Decide if you want to do a strength-focussed program or a cardio-focussed program (both can lead to weight loss if accompanied with the correct diet).

If strength-focussed, count how many proper squat racks are in the gym (not smith machines). Ask if the gym allows the use of chalk. A bonus (they're super rare.. might only find this on a university campus), the gym should have an olympic weight-lifting platform with bumper plates and allow dropping of loaded bars.

If cardio-focussed, look for a gym with the largest number of stationary bikes and treadmills.

Regarding the agreement, month-to-month plans are better than yearly contracts. Even if you have the option of a month-to-month plan or a cheaper yearly contract from the same place, pick the month-to-month plan in case you realize you would prefer another gym after a couple of months. The freedom to change is worth the price.

When taking a tour, go at the time that you're most likely to be going to the gym yourself. See how busy it is. Is the equipment you want to use actually available?

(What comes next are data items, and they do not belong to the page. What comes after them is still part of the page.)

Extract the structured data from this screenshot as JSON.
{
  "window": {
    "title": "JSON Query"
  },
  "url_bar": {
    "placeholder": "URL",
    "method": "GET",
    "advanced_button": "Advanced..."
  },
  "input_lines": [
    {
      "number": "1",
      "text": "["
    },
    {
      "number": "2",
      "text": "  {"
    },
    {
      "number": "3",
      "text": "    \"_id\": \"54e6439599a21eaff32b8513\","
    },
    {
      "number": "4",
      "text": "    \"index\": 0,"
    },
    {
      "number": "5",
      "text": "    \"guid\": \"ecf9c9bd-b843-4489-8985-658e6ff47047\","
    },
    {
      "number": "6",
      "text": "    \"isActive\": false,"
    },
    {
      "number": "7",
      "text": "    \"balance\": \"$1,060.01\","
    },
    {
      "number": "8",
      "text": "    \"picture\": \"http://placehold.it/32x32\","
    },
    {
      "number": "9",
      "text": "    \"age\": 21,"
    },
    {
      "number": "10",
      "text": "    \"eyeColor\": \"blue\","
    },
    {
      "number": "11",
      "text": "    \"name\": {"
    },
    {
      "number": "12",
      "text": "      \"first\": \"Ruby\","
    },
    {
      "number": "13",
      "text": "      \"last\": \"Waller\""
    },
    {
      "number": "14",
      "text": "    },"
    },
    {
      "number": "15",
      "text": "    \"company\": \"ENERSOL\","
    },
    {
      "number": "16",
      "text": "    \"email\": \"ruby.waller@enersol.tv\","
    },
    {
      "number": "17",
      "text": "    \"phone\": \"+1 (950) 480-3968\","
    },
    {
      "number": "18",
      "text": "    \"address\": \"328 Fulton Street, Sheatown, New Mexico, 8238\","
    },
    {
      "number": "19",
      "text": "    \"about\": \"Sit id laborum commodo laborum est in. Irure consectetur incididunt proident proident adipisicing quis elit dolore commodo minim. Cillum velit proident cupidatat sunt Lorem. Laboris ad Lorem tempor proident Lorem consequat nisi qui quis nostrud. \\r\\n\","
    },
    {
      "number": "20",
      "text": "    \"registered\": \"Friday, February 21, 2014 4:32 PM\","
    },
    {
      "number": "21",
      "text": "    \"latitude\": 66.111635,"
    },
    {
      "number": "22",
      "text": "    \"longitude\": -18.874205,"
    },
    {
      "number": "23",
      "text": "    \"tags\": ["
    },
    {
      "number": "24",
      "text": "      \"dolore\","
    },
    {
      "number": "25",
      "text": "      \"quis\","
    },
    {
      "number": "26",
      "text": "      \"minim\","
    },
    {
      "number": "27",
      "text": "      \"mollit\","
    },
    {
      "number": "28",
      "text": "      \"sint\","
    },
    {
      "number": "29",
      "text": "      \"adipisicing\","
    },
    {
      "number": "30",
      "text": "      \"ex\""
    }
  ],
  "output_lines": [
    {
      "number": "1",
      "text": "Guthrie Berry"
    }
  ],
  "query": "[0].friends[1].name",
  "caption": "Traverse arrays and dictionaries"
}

(As an aside, I believe your goal of losing 20kg in three months is really ambitious. That's 3.3 pounds per week. If you're going from no activity to an activity level that's going to result in 3.3 pounds of weight loss per week, you'll be toeing a fine line between eating enough to support your body's recovery from exercise and eating a small enough number of calories to allow weight loss. I'd suggest focusing more on eating properly to support recovery and muscle development (even if you're not doing strength training, the cardio will develop muscles), and don't be disappointed with a slower weight loss. Think long term. Injury or exhaustion caused from inadequate recovery and nutrition will set you back much more than losing only 1 pound per week.)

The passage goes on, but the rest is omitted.